Nous avons de la difficulté à trouver du capital. Faut-il que la Northern Development Initiative sélectionne des plans d'entreprise pour ensuite trouver des moyens de rejoindre les investisseurs? Est-ce qu'il nous faut un fonds d'innovation pour notre région? Notre conseil appuie certainement les partenariats avec les investisseurs. Nous examinons cette possibilité.

Dans le document que j'ai distribué, à la page 4, vous verrez diverses idées pour établir cette grappe diversifiée d'entreprises forestières dans nos petites collectivités. L'une porte sur la disponibilité du capital, et j'ai parlé des défis que présentent les bilans du secteur.

Deuxièmement, en Colombie-Britannique, nous devons conclure des traités pour créer de la certitude pour l'utilisation des forêts et pour les coentreprises avec des sociétés forestières qui s'appuient sur des accords de traité provisoires. Nous croyons que lorsque nous concluons des accords de traité provisoires, nous pouvons les utiliser comme garanties de financement et prendre des dispositions qui non seulement sont rentables, fournissent des emplois aux Premières nations et relèvent le niveau de vie, mais aussi créent le partenariat dont le secteur a besoin dans le domaine de la main-d'œuvre.

Nous constatons également la nécessité d'un fonds d'action pour les coentreprises entre Autochtones et entreprises du secteur primaire. Notre conseil est disposé à appuyer cela et il cherche des partenariats. Nous sommes un catalyseur du financement. Même dans une région comme la nôtre, nous ne pouvons pas tout faire.

Pour ce qui est du financement qui facilite la commercialisation de nouveaux produits et technologies de la forêt, nous devons être très souples, qu'il s'agisse de contributions remboursables ou non remboursables qui visent à commercialiser de nouvelles technologies.
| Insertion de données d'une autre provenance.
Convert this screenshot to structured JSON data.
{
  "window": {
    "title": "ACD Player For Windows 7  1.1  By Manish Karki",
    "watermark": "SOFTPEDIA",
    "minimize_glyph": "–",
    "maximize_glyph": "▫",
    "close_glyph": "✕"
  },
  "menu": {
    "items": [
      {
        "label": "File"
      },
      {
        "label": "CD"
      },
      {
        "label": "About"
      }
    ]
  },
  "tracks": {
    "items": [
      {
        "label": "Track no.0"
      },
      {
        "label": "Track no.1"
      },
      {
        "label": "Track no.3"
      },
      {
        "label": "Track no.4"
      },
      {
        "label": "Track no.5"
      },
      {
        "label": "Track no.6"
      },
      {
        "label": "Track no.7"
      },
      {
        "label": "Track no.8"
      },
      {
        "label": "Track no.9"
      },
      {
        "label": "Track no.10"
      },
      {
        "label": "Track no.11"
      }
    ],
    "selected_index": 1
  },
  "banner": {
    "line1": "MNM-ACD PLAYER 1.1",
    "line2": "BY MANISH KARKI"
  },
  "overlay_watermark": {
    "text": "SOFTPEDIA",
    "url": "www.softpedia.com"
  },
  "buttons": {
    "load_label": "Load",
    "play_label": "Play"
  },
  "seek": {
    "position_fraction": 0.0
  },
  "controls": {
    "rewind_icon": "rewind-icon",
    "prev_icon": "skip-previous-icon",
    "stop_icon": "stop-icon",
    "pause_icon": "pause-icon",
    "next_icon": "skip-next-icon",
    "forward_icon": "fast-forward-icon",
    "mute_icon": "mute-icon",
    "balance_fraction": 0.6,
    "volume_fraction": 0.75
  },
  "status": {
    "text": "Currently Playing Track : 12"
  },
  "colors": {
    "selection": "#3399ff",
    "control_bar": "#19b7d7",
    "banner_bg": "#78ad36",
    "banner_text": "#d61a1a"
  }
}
Ressources naturelles Canada offre quelques excellents programmes, mais nous constatons que nombre des programmes établis par le gouvernement fédéral sont des programmes qui remboursent l'argent qui a été dépensé plutôt que d'examiner les plans d'entreprise et d'injecter des fonds dans la commercialisation. L'entrepreneur ou la petite entreprise essaimée d'une université a besoin d'argent pour les immobilisations et l'expansion.

Le point suivant se rapporte aux initiatives Le bois d'abord et aux modifications de la réglementation dans les codes du bâtiment au Canada afin de promouvoir l'utilisation du bois dans les bâtiments financés par le gouvernement fédéral et dans le secteur résidentiel pour les bâtiments pouvant atteindre six étages. Les bâtiments de six étages suscitent beaucoup d'intérêt en Asie à l'heure actuelle, et 52 p. 100 des exportations de la Colombie-Britannique sont destinées au Japon et à la Chine. Le Canada a délogé la Russie au deuxième rang des partenaires commerciaux de la Chine pour le bois.

La création d'un centre d'innovation et de conception du bois a été proposée dans les trois derniers discours du Trône du gouvernement de la Colombie-Britannique. Nous croyons que ce serait un facteur clé pour la compétitivité canadienne en matière d'innovation et de concept d'architecture utilisant le bois. Le gouvernement de la Colombie- Britannique a fait des démarches auprès du gouvernement fédéral au sujet d'une éventuelle contribution financière pour ce centre.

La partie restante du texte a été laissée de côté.